Questa settimana Panorama saluta il 2012 con un sorrisone giallo stilizzato in copertina. Sostiene che nel corso dell'annus horribilis appena trascorso (horribilis per voialtri; per me è stato comunque meglio del 2010; le generalizzazioni non reggono giammai) alcune buone notizie inosservate possono far ben sperare per i mesi a venire. Dunque speriamo, anzi, ben speriamo: però un'analisi più approfondita delle notizie in questione rivela che in realtà c'è solo da essere terrorizzati. Più che di effettive buone notizie si tratta infatti di rimedi, talora incerti, a molestissime disgrazie incombenti: la malaria, il tumore al seno, cuori che non funzionano più, occhi che non hanno mai funzionat, apparati circolatori che funzionano ancor meno... La fotina di una coppia intenta a un acrobatico coito non vuol dire che nel 2012 finalmente si scopa ma che la possibilità di "iniziare la triplice terapia con antiretrovirali in una fase visione dell'infezione riduce del 96% il rischio di trasmettere l'Aids", e che dunque nel 2012 scopare sarà leggermente meno pericoloso che nel 2011, beninteso una volta premuniti di adeguata consulenza medica prima durante e dopo l'intercorso.
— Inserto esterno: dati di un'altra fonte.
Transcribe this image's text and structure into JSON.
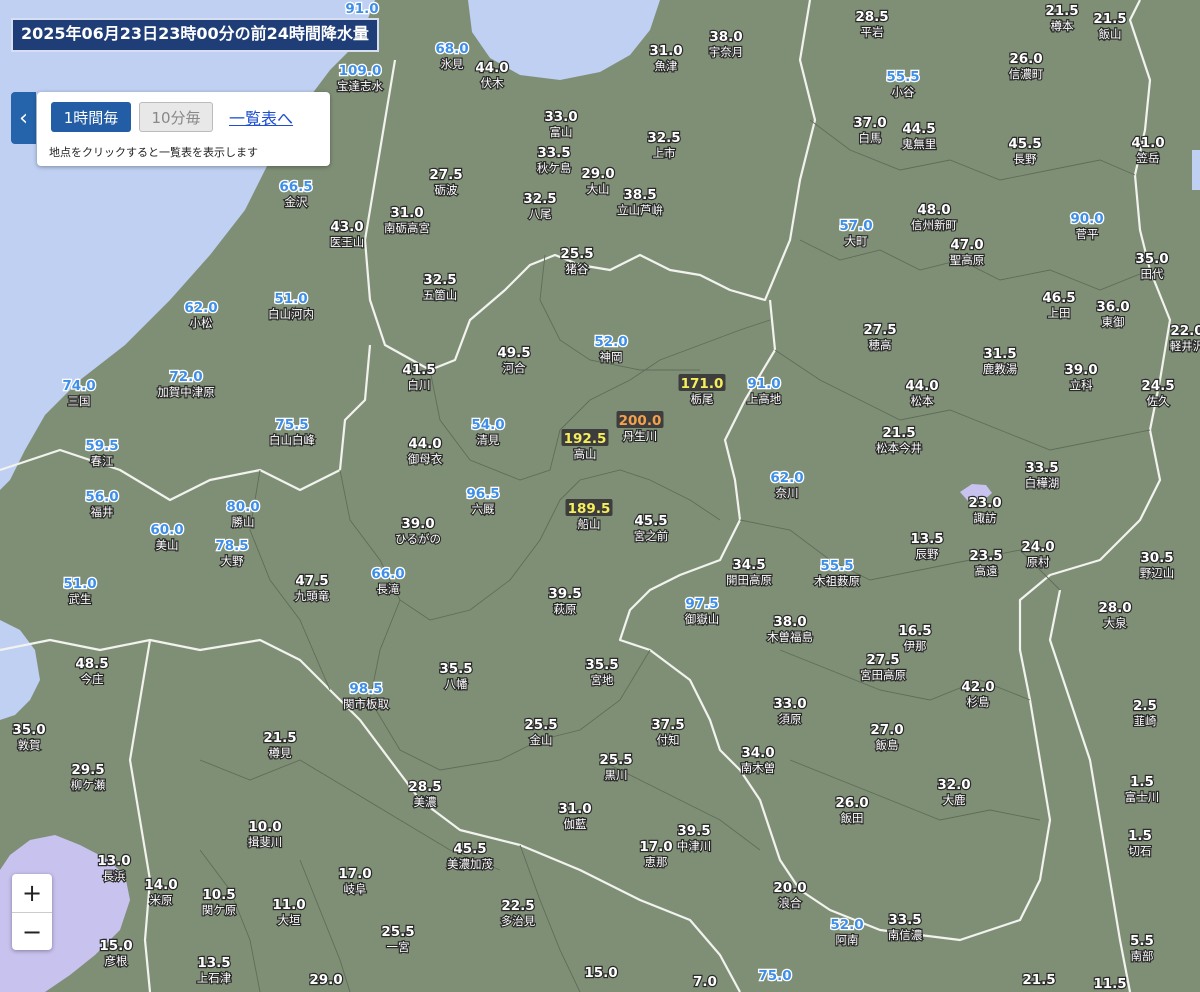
{
  "header": {
    "title": "2025年06月23日23時00分の前24時間降水量"
  },
  "panel": {
    "collapse_icon": "chevron-left-icon",
    "btn_hourly": "1時間毎",
    "btn_10min": "10分毎",
    "list_link": "一覧表へ",
    "note": "地点をクリックすると一覧表を表示します"
  },
  "zoom": {
    "in": "+",
    "out": "−"
  },
  "colors": {
    "land": "#7f8f76",
    "sea": "#bfd0f2",
    "lake": "#c8c2ee",
    "boundary": "#f2f2ee",
    "value_normal": "#ffffff",
    "value_blue": "#3f8fe8",
    "value_yellow": "#f7ee5c",
    "value_orange": "#f4a14c"
  },
  "stations": [
    {
      "v": "91.0",
      "n": "",
      "c": "b"
    },
    {
      "v": "68.0",
      "n": "氷見",
      "c": "b"
    },
    {
      "v": "109.0",
      "n": "宝達志水",
      "c": "b"
    },
    {
      "v": "44.0",
      "n": "伏木",
      "c": "n"
    },
    {
      "v": "31.0",
      "n": "魚津",
      "c": "n"
    },
    {
      "v": "38.0",
      "n": "宇奈月",
      "c": "n"
    },
    {
      "v": "28.5",
      "n": "平岩",
      "c": "n"
    },
    {
      "v": "55.5",
      "n": "小谷",
      "c": "b"
    },
    {
      "v": "21.5",
      "n": "樽本",
      "c": "n"
    },
    {
      "v": "21.5",
      "n": "飯山",
      "c": "n"
    },
    {
      "v": "26.0",
      "n": "信濃町",
      "c": "n"
    },
    {
      "v": "33.0",
      "n": "富山",
      "c": "n"
    },
    {
      "v": "33.5",
      "n": "秋ケ島",
      "c": "n"
    },
    {
      "v": "29.0",
      "n": "大山",
      "c": "n"
    },
    {
      "v": "32.5",
      "n": "上市",
      "c": "n"
    },
    {
      "v": "38.5",
      "n": "立山芦峅",
      "c": "n"
    },
    {
      "v": "37.0",
      "n": "白馬",
      "c": "n"
    },
    {
      "v": "44.5",
      "n": "鬼無里",
      "c": "n"
    },
    {
      "v": "45.5",
      "n": "長野",
      "c": "n"
    },
    {
      "v": "41.0",
      "n": "笠岳",
      "c": "n"
    },
    {
      "v": "66.5",
      "n": "金沢",
      "c": "b"
    },
    {
      "v": "27.5",
      "n": "砺波",
      "c": "n"
    },
    {
      "v": "32.5",
      "n": "八尾",
      "c": "n"
    },
    {
      "v": "43.0",
      "n": "医王山",
      "c": "n"
    },
    {
      "v": "31.0",
      "n": "南砺高宮",
      "c": "n"
    },
    {
      "v": "57.0",
      "n": "大町",
      "c": "b"
    },
    {
      "v": "48.0",
      "n": "信州新町",
      "c": "n"
    },
    {
      "v": "90.0",
      "n": "菅平",
      "c": "b"
    },
    {
      "v": "47.0",
      "n": "聖高原",
      "c": "n"
    },
    {
      "v": "35.0",
      "n": "田代",
      "c": "n"
    },
    {
      "v": "25.5",
      "n": "猪谷",
      "c": "n"
    },
    {
      "v": "32.5",
      "n": "五箇山",
      "c": "n"
    },
    {
      "v": "62.0",
      "n": "小松",
      "c": "b"
    },
    {
      "v": "51.0",
      "n": "白山河内",
      "c": "b"
    },
    {
      "v": "46.5",
      "n": "上田",
      "c": "n"
    },
    {
      "v": "36.0",
      "n": "東御",
      "c": "n"
    },
    {
      "v": "22.0",
      "n": "軽井沢",
      "c": "n"
    },
    {
      "v": "27.5",
      "n": "穂高",
      "c": "n"
    },
    {
      "v": "52.0",
      "n": "神岡",
      "c": "b"
    },
    {
      "v": "49.5",
      "n": "河合",
      "c": "n"
    },
    {
      "v": "41.5",
      "n": "白川",
      "c": "n"
    },
    {
      "v": "31.5",
      "n": "鹿教湯",
      "c": "n"
    },
    {
      "v": "74.0",
      "n": "三国",
      "c": "b"
    },
    {
      "v": "72.0",
      "n": "加賀中津原",
      "c": "b"
    },
    {
      "v": "171.0",
      "n": "栃尾",
      "c": "y"
    },
    {
      "v": "91.0",
      "n": "上高地",
      "c": "b"
    },
    {
      "v": "44.0",
      "n": "松本",
      "c": "n"
    },
    {
      "v": "39.0",
      "n": "立科",
      "c": "n"
    },
    {
      "v": "24.5",
      "n": "佐久",
      "c": "n"
    },
    {
      "v": "75.5",
      "n": "白山白峰",
      "c": "b"
    },
    {
      "v": "54.0",
      "n": "清見",
      "c": "b"
    },
    {
      "v": "200.0",
      "n": "丹生川",
      "c": "o"
    },
    {
      "v": "192.5",
      "n": "高山",
      "c": "y"
    },
    {
      "v": "21.5",
      "n": "松本今井",
      "c": "n"
    },
    {
      "v": "59.5",
      "n": "春江",
      "c": "b"
    },
    {
      "v": "44.0",
      "n": "御母衣",
      "c": "n"
    },
    {
      "v": "33.5",
      "n": "白樺湖",
      "c": "n"
    },
    {
      "v": "62.0",
      "n": "奈川",
      "c": "b"
    },
    {
      "v": "56.0",
      "n": "福井",
      "c": "b"
    },
    {
      "v": "80.0",
      "n": "勝山",
      "c": "b"
    },
    {
      "v": "96.5",
      "n": "六厩",
      "c": "b"
    },
    {
      "v": "189.5",
      "n": "船山",
      "c": "y"
    },
    {
      "v": "45.5",
      "n": "宮之前",
      "c": "n"
    },
    {
      "v": "23.0",
      "n": "諏訪",
      "c": "n"
    },
    {
      "v": "60.0",
      "n": "美山",
      "c": "b"
    },
    {
      "v": "39.0",
      "n": "ひるがの",
      "c": "n"
    },
    {
      "v": "78.5",
      "n": "大野",
      "c": "b"
    },
    {
      "v": "13.5",
      "n": "辰野",
      "c": "n"
    },
    {
      "v": "24.0",
      "n": "原村",
      "c": "n"
    },
    {
      "v": "34.5",
      "n": "開田高原",
      "c": "n"
    },
    {
      "v": "55.5",
      "n": "木祖薮原",
      "c": "b"
    },
    {
      "v": "23.5",
      "n": "高遠",
      "c": "n"
    },
    {
      "v": "30.5",
      "n": "野辺山",
      "c": "n"
    },
    {
      "v": "51.0",
      "n": "武生",
      "c": "b"
    },
    {
      "v": "47.5",
      "n": "九頭竜",
      "c": "n"
    },
    {
      "v": "66.0",
      "n": "長滝",
      "c": "b"
    },
    {
      "v": "39.5",
      "n": "萩原",
      "c": "n"
    },
    {
      "v": "97.5",
      "n": "御嶽山",
      "c": "b"
    },
    {
      "v": "28.0",
      "n": "大泉",
      "c": "n"
    },
    {
      "v": "38.0",
      "n": "木曽福島",
      "c": "n"
    },
    {
      "v": "16.5",
      "n": "伊那",
      "c": "n"
    },
    {
      "v": "48.5",
      "n": "今庄",
      "c": "n"
    },
    {
      "v": "35.5",
      "n": "八幡",
      "c": "n"
    },
    {
      "v": "35.5",
      "n": "宮地",
      "c": "n"
    },
    {
      "v": "98.5",
      "n": "関市板取",
      "c": "b"
    },
    {
      "v": "27.5",
      "n": "宮田高原",
      "c": "n"
    },
    {
      "v": "42.0",
      "n": "杉島",
      "c": "n"
    },
    {
      "v": "33.0",
      "n": "須原",
      "c": "n"
    },
    {
      "v": "35.0",
      "n": "敦賀",
      "c": "n"
    },
    {
      "v": "21.5",
      "n": "樽見",
      "c": "n"
    },
    {
      "v": "25.5",
      "n": "金山",
      "c": "n"
    },
    {
      "v": "37.5",
      "n": "付知",
      "c": "n"
    },
    {
      "v": "27.0",
      "n": "飯島",
      "c": "n"
    },
    {
      "v": "2.5",
      "n": "韮崎",
      "c": "n"
    },
    {
      "v": "29.5",
      "n": "柳ケ瀬",
      "c": "n"
    },
    {
      "v": "34.0",
      "n": "南木曽",
      "c": "n"
    },
    {
      "v": "25.5",
      "n": "黒川",
      "c": "n"
    },
    {
      "v": "28.5",
      "n": "美濃",
      "c": "n"
    },
    {
      "v": "32.0",
      "n": "大鹿",
      "c": "n"
    },
    {
      "v": "1.5",
      "n": "富士川",
      "c": "n"
    },
    {
      "v": "26.0",
      "n": "飯田",
      "c": "n"
    },
    {
      "v": "10.0",
      "n": "揖斐川",
      "c": "n"
    },
    {
      "v": "31.0",
      "n": "伽藍",
      "c": "n"
    },
    {
      "v": "39.5",
      "n": "中津川",
      "c": "n"
    },
    {
      "v": "17.0",
      "n": "恵那",
      "c": "n"
    },
    {
      "v": "45.5",
      "n": "美濃加茂",
      "c": "n"
    },
    {
      "v": "1.5",
      "n": "切石",
      "c": "n"
    },
    {
      "v": "13.0",
      "n": "長浜",
      "c": "n"
    },
    {
      "v": "17.0",
      "n": "岐阜",
      "c": "n"
    },
    {
      "v": "14.0",
      "n": "米原",
      "c": "n"
    },
    {
      "v": "10.5",
      "n": "関ケ原",
      "c": "n"
    },
    {
      "v": "11.0",
      "n": "大垣",
      "c": "n"
    },
    {
      "v": "20.0",
      "n": "浪合",
      "c": "n"
    },
    {
      "v": "22.5",
      "n": "多治見",
      "c": "n"
    },
    {
      "v": "52.0",
      "n": "阿南",
      "c": "b"
    },
    {
      "v": "33.5",
      "n": "南信濃",
      "c": "n"
    },
    {
      "v": "15.0",
      "n": "彦根",
      "c": "n"
    },
    {
      "v": "25.5",
      "n": "一宮",
      "c": "n"
    },
    {
      "v": "5.5",
      "n": "南部",
      "c": "n"
    },
    {
      "v": "13.5",
      "n": "上石津",
      "c": "n"
    },
    {
      "v": "29.0",
      "n": "",
      "c": "n"
    },
    {
      "v": "15.0",
      "n": "",
      "c": "n"
    },
    {
      "v": "7.0",
      "n": "",
      "c": "n"
    },
    {
      "v": "75.0",
      "n": "",
      "c": "b"
    },
    {
      "v": "21.5",
      "n": "",
      "c": "n"
    },
    {
      "v": "11.5",
      "n": "",
      "c": "n"
    }
  ]
}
In questo contesto, non si sa come interpretare il dibattito sulla prossima fine del mondo nella doppia pagina centrale: non si sa se preoccuparsi di più per il possibilismo catastrofista di un biologo membro del Centro ufologico nazionale, della cui esistenza non dubitavo pur ignorandola, o perché a svelare l'infondatezza delle previsioni apocalittiche è stato convocato Alessandro Cecchi Paone.

lunedì 2 gennaio 2012

Se qualcuno nutriva dubbi sul fatto che il bando dei botti di fine anno a opera di vari sindaci sortisse un effetto diverso dalla moltiplicazione degli infortuni dovuti ai medesimi botti, evidentemente non ha mai imparato che la proibizione è la più ampia strada che conduca alla licenza. Inoltre le morti e i ferimenti da esplosivo rudimentale sono la conseguenza collaterale della non geniale strategia comunicativa dei sindaci, che hanno incentrato il motivo della proibizione sullo spavento che i botti causano agli animali invece che alle vecchiette o ai bambini o ai deboli di cuore o ai duri d'orecchio che non possono sopportare rumori forti e improvvisi pena la completa sordità. Il mondo va così, fra uomo e animale è in atto da millenni un misterioso gioco a somma zero e se si difendono troppo i diritti degli animali alla lunga si finisce per ledere i diritti degli uomini: il diritto al calore e alla bellezza per non trasformare le volpi in pellicce, il diritto alla conoscenza scientifica per non trasformare  i criceti in cavie, il diritto al piacere del palato per non trasformare i cavalli in bistecche, il diritto alla qualità degli utensili per voler sostituire la plastica al corno e così via. Detto questo, l'annosa questione dei botti di fine anno presenta una soluzione che non solo salverebbe la capra del divertimento e i cavoli della sicurezza ma è altresì sotto gli occhi di tutti. Funziona in questa maniera: il 30 novembre ogni comune sgombra un ampio stabile abbandonato in periferia; dall'1 dicembre e per tutto il mese le forze dell'ordine esercitano ronde costanti per individuare chi possieda esplosivi di stagione; gli esplosivi sequestrati vengono accumulati nello stabile di cui sopra, dove vengono rinchiusi anche i possessori; alla mezzanotte del 31 dicembre si accende la miccia. L'effetto è garantito.